African children in the UK vulnerable to exploitation and abuse, say Ariyo

Africans are the fastest growing ethnic minority group in the UK but, says charity leader Debbie Ariyo, migration for a better life makes African children vulnerable to exploitation and abuse. Graham Hopkins reports

Think of an African child and the chances are the first images you conjure up are of either a “happy, smiling” child or, failing that, of a “starving” child.

“The notion of the happy African child as we knew it no longer exists,” says chief executive of Africans Unite Against Child Abuse (Afruca), Debbie Ariyo. “From being trafficked from one country and continent to another, to being exploited as domestic servants, being recruited to fight in wars as soldiers, being oppressed as slaves working on plantations and in mines, to being exploited as sex workers, the African child suffers gross violation of their rights as a human being, as a citizen of Africa and as a child.”

Now into its fifth year, Afruca promotes the welfare of African children in the UK, Africa and Europe. And with some sections of African communities involved in witchcraft, physical punishment, female genital mutilation, child trafficking and asylum seeking, the need for the organisation has never been stronger.

A particular focus at the moment is child trafficking. “It’s a significant part of the work we do between Africa and the UK,” says Ariyo. “Parents and relatives are willing to give their child away to total strangers in the belief that they will be coming to have a better life. We hold events in African countries showing that this notion of ‘a better life’ simply doesn’t exist; that they often become victims of sexual exploitation or domestic servitude.”

Afruca similarly targets African communities in the UK. Says Ariyo: “We are doing advocacy work to raise awareness and change attitudes, explaining what child abuse is, how to detect it and what you have to do to safeguard children.”

Indeed, Afruca is setting up a Safeguarding African Children Advocacy Project in Manchester, Birmingham and Newcastle, which seeks over three years to educate and raise the skill levels of practitioners and communities in these cities which have the most identifiable African communities outside of London.

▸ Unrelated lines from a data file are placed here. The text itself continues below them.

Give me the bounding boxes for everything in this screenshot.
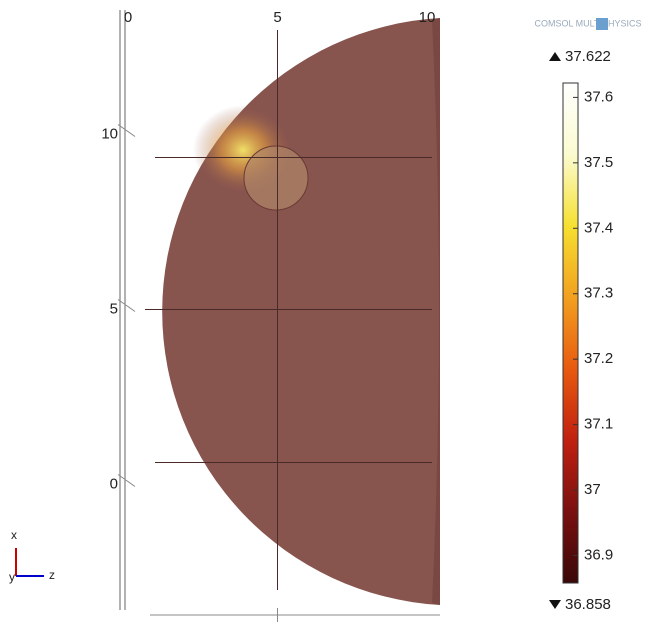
triad-label: z: [49, 568, 55, 582]
x-tick-label: 10: [419, 9, 436, 26]
max-marker: [549, 52, 561, 61]
tick-mark: [117, 474, 136, 487]
colorbar-tick-label: 37: [584, 481, 601, 498]
triad-label: y: [9, 570, 15, 584]
colorbar-tick-label: 36.9: [584, 546, 613, 563]
colorbar-min: 36.858: [565, 596, 611, 613]
x-tick-label: 5: [273, 9, 281, 26]
colorbar-tick-label: 37.1: [584, 416, 613, 433]
tick-mark: [117, 124, 136, 137]
min-marker: [549, 600, 561, 609]
colorbar-tick-label: 37.2: [584, 350, 613, 367]
colorbar-tick-label: 37.5: [584, 154, 613, 171]
y-tick-label: 5: [110, 300, 118, 317]
tick-mark: [117, 299, 136, 312]
logo-icon: [596, 18, 608, 30]
colorbar: [562, 82, 579, 584]
domain-rim: [432, 18, 440, 605]
triad-label: x: [11, 528, 17, 542]
colorbar-tick-label: 37.4: [584, 219, 613, 236]
x-tick-label: 0: [124, 9, 132, 26]
colorbar-tick-label: 37.6: [584, 88, 613, 105]
logo: COMSOL MULTIPHYSICS: [534, 18, 641, 28]
colorbar-max: 37.622: [565, 48, 611, 65]
y-tick-label: 10: [101, 125, 118, 142]
inclusion: [243, 145, 309, 211]
domain: [162, 18, 440, 605]
y-tick-label: 0: [110, 475, 118, 492]
colorbar-tick-label: 37.3: [584, 285, 613, 302]
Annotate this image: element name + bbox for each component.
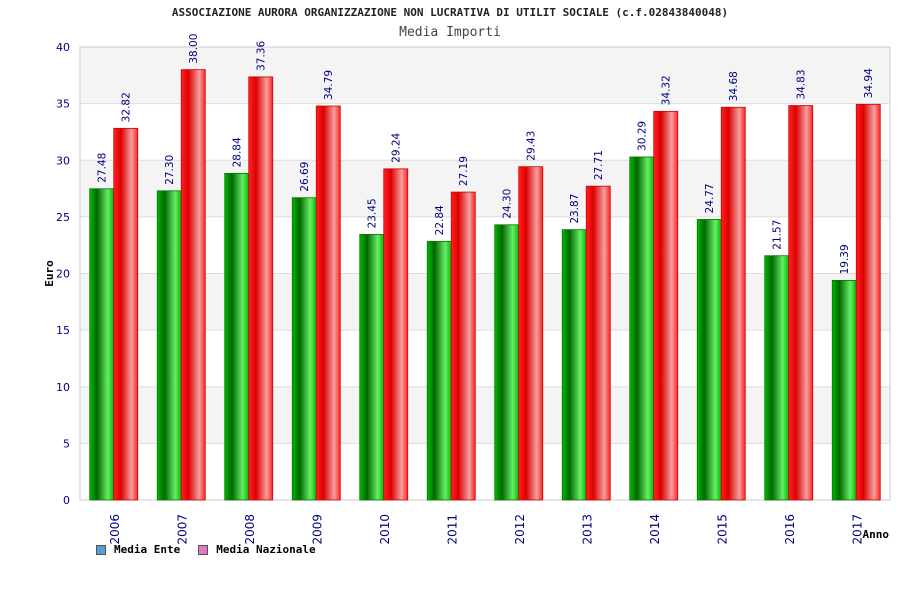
bar-media-nazionale xyxy=(315,105,341,501)
x-tick-label: 2006 xyxy=(108,514,122,545)
y-tick-label: 0 xyxy=(63,494,70,507)
bar-media-nazionale xyxy=(585,185,611,501)
bar-media-ente xyxy=(561,229,587,501)
bar-media-ente xyxy=(764,255,790,501)
plot-band xyxy=(80,103,890,161)
bar-media-nazionale xyxy=(855,103,881,501)
data-label: 34.32 xyxy=(661,75,673,105)
x-tick-label: 2010 xyxy=(378,514,392,545)
data-label: 22.84 xyxy=(434,205,446,235)
bar-media-ente xyxy=(89,188,115,501)
data-label: 27.71 xyxy=(593,150,605,180)
x-axis-label: Anno xyxy=(863,528,890,541)
data-label: 27.30 xyxy=(164,155,176,185)
data-label: 21.57 xyxy=(772,220,784,250)
bar-media-ente xyxy=(224,172,250,501)
data-label: 29.24 xyxy=(391,132,403,162)
x-tick-label: 2014 xyxy=(648,514,662,545)
bar-media-ente xyxy=(494,224,520,501)
data-label: 24.30 xyxy=(502,189,514,219)
x-tick-label: 2007 xyxy=(175,514,189,545)
x-tick-label: 2008 xyxy=(243,514,257,545)
plot-band xyxy=(80,443,890,500)
y-axis-label: Euro xyxy=(43,260,56,287)
chart-title: ASSOCIAZIONE AURORA ORGANIZZAZIONE NON L… xyxy=(171,6,729,19)
bar-media-ente xyxy=(426,240,452,501)
bar-media-nazionale xyxy=(720,106,746,501)
legend-item-media-ente: Media Ente xyxy=(96,543,180,556)
bar-media-nazionale xyxy=(383,168,409,501)
bar-media-nazionale xyxy=(248,76,274,501)
data-label: 23.45 xyxy=(367,198,379,228)
x-tick-label: 2013 xyxy=(580,514,594,545)
data-label: 26.69 xyxy=(299,162,311,192)
bar-media-nazionale xyxy=(653,110,679,501)
plot-band xyxy=(80,216,890,274)
bar-media-nazionale xyxy=(450,191,476,501)
data-label: 19.39 xyxy=(839,244,851,274)
y-tick-label: 10 xyxy=(56,381,70,394)
y-tick-label: 30 xyxy=(56,154,70,167)
bar-media-nazionale xyxy=(113,127,139,501)
data-label: 29.43 xyxy=(526,131,538,161)
legend: Media Ente Media Nazionale xyxy=(96,543,316,556)
y-tick-label: 5 xyxy=(63,437,70,450)
bar-media-nazionale xyxy=(180,69,206,501)
bar-media-ente xyxy=(629,156,655,501)
data-label: 34.94 xyxy=(863,68,875,98)
data-label: 24.77 xyxy=(704,183,716,213)
x-tick-label: 2016 xyxy=(783,514,797,545)
data-label: 28.84 xyxy=(232,137,244,167)
data-label: 27.48 xyxy=(97,153,109,183)
chart-subtitle: Media Importi xyxy=(399,25,501,40)
legend-swatch-media-ente xyxy=(96,544,106,555)
x-tick-label: 2012 xyxy=(513,514,527,545)
data-label: 32.82 xyxy=(121,92,133,122)
plot-band xyxy=(80,386,890,444)
x-tick-label: 2011 xyxy=(445,514,459,545)
bar-media-ente xyxy=(156,190,182,501)
y-tick-label: 25 xyxy=(56,211,70,224)
bar-media-ente xyxy=(831,280,857,501)
data-label: 30.29 xyxy=(637,121,649,151)
x-tick-label: 2017 xyxy=(850,514,864,545)
x-tick-label: 2009 xyxy=(310,514,324,545)
legend-label-media-nazionale: Media Nazionale xyxy=(216,543,316,556)
y-tick-label: 35 xyxy=(56,98,70,111)
data-label: 27.19 xyxy=(458,156,470,186)
bar-media-ente xyxy=(696,219,722,501)
legend-swatch-media-nazionale xyxy=(198,544,209,555)
data-label: 37.36 xyxy=(256,41,268,71)
plot-band xyxy=(80,47,890,104)
plot-band xyxy=(80,330,890,387)
y-tick-label: 15 xyxy=(56,324,70,337)
legend-label-media-ente: Media Ente xyxy=(114,543,181,556)
plot-frame xyxy=(79,46,891,501)
data-label: 34.83 xyxy=(796,69,808,99)
plot-band xyxy=(80,273,890,331)
plot-band xyxy=(80,160,890,217)
bar-media-nazionale xyxy=(788,105,814,501)
legend-item-media-nazionale: Media Nazionale xyxy=(198,543,316,556)
data-label: 34.68 xyxy=(728,71,740,101)
bar-media-ente xyxy=(291,197,317,501)
y-tick-label: 20 xyxy=(56,268,70,281)
x-tick-label: 2015 xyxy=(715,514,729,545)
bar-media-ente xyxy=(359,234,385,501)
data-label: 34.79 xyxy=(323,70,335,100)
data-label: 23.87 xyxy=(569,194,581,224)
data-label: 38.00 xyxy=(188,34,200,64)
bar-media-nazionale xyxy=(518,166,544,501)
y-tick-label: 40 xyxy=(56,41,70,54)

In raising awareness, Ariyo realises that faith organisations play a critical role. “There was the case of the pastor of a church who over about five years would see lots of families with many children coming and going calling the adults aunties and uncles – and he didn’t find anything strange. He just assumed they were extended families helping out and didn’t think anything of it. But the children were being exploited for domestic servitude.”

The recent child-trafficking case of the Kenyan evangelist Gilbert Deya and the “miracle babies” highlights the potential for exploitation. “People are setting up church groups as commercial enterprises rather than religious vehicles and getting rich,” says Ariyo. “We want to urge church groups to take up self-regulation. If you want to set up a restaurant you need to have a licence, but to set up a religious group there is nothing – even though you’re still dealing with human beings and public welfare.”

She continues: “Those who register as a charity or set up to do good works have nothing to hide: the ones who have something to hide are the ones who never show their faces. If there is going to be any abuse or cruelty to children then that’s where it will happen.”

As with witchcraft and female genital mutilation, physical punishment is considered problematic here because it is a “cultural” practice for Africans. Not so, says Ariyo: “They are not cultural things. Many Africans are strong advocates against such things.

It’s more to do with looking at how to safeguard children. I know people from Nigeria, where I come from, who have never been outside and would never beat their children because they don’t think it’s the right way to raise children.”

And Afruca is taking its message on the right way to raise children fearlessly and proudly into the UK’s African and faith communities.

Out of africa

  • There are more than 587,000 Africans legally resident (2001 census).
  • 78 per cent of Africans live in London.
  • In 2003, Africans accounted for 41 per cent of asylum applications.
  • Africans are the fastest growing ethnic minority group.
  • From 1992 to 2000, the number of African children increased by more than 50 per cent from 96,667 to about 145,667.